Les médias accessibles depuis l'Arabie saoudite relient directement la hausse des exécutions aux conflits régionaux, associant la répression aux manifestations et aux confrontations de l'Iran avec Israël et les États-Unis. Ce cadrage renforce le récit saoudien selon lequel l'Iran est un acteur déstabilisateur dont la répression interne reflète sa menace plus large pour la stabilité et la sécurité du Moyen-Orient.
La couverture médiatique turque présente les exécutions dans le contexte plus large des troubles internes simultanés de l'Iran et de ses engagements militaires externes, suggérant un régime sous pression multiple. Ce cadrage équilibré reflète la relation complexe de la Turquie avec l'Iran, où Ankara doit naviguer entre la critique des violations des droits humains et le maintien d'une coopération régionale pragmatique.
L'augmentation des exécutions coïncide avec la répression violente par l'Iran des manifestations massives de janvier 2026, que les groupes de défense des droits humains estiment avoir causé des milliers de morts et des dizaines de milliers d'arrestations. Même en pleine guerre, les autorités iraniennes ont exécuté sept personnes liées aux manifestations de janvier.
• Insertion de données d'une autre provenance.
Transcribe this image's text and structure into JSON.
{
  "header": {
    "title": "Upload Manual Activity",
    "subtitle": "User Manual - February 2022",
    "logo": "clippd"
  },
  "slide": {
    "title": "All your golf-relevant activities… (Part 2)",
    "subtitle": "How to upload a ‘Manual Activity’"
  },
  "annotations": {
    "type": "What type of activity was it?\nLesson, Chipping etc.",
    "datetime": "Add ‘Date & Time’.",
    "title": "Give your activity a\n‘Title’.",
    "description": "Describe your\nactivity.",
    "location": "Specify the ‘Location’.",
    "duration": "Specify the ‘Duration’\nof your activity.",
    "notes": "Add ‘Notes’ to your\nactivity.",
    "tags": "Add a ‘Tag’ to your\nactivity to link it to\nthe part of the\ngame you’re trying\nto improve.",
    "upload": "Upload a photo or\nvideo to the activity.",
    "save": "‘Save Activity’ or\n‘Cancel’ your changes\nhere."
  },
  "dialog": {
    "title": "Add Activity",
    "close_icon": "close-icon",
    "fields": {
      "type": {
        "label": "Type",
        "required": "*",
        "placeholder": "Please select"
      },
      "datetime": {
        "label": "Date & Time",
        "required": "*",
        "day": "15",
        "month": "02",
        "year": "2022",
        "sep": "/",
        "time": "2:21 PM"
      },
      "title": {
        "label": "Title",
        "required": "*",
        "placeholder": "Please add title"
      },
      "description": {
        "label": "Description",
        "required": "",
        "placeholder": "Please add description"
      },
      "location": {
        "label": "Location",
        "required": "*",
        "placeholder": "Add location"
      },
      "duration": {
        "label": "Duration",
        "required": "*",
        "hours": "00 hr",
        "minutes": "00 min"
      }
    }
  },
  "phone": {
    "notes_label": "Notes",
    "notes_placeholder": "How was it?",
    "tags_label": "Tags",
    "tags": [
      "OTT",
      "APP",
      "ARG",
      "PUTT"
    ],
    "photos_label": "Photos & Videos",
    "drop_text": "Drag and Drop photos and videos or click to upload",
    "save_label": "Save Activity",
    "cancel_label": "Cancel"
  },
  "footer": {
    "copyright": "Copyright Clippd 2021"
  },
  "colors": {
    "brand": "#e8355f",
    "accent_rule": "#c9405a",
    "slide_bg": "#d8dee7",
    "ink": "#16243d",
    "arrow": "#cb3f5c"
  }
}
En créant la peur à travers une moyenne de quatre à cinq exécutions par jour en 2025, les autorités ont tenté d'empêcher de nouvelles manifestations et de prolonger un pouvoir en déclin
Mahmood Amiry-Moghaddam, directeur de l'IHR — Al-Monitor
Les exécutions ont disproportionnellement ciblé les minorités ethniques, en particulier les populations kurdes de l'ouest de l'Iran et les communautés baloutches du sud-est. Ces deux groupes suivent majoritairement l'islam sunnite, contrairement à la branche chiite dominante en Iran, ce qui en fait des cibles fréquentes de la persécution étatique.
Près de la moitié des personnes exécutées avaient été condamnées pour des infractions liées à la drogue, tandis que le nombre de femmes exécutées a atteint son niveau le plus élevé en plus de deux décennies. Parmi les 48 femmes pendues, 21 avaient été condamnées pour avoir tué leur mari ou fiancé, et des groupes de défense des droits humains notent que beaucoup étaient probablement des victimes de violences conjugales.
La peine de mort en Iran est utilisée comme un outil politique d'oppression et de répression, avec une surreprésentation des minorités ethniques et d'autres groupes marginalisés parmi les exécutés
Raphael Chenuil-Hazan, directeur exécutif de l'ECPM — Straits Times
Si la plupart des exécutions ont eu lieu à l'intérieur des prisons, les pendaisons publiques ont plus que triplé, atteignant 11 cas en 2025, signalant une volonté apparente de maximiser l'effet dissuasif par le spectacle public.
Le rapport est publié alors que des centaines de manifestants détenus risquent toujours la peine de mort pour leur participation à l'insurrection de janvier, ce qui suscite des craintes quant à une possible augmentation du taux d'exécutions en 2026, alors que le régime cherche à consolider son pouvoir face à une pression interne et internationale croissante.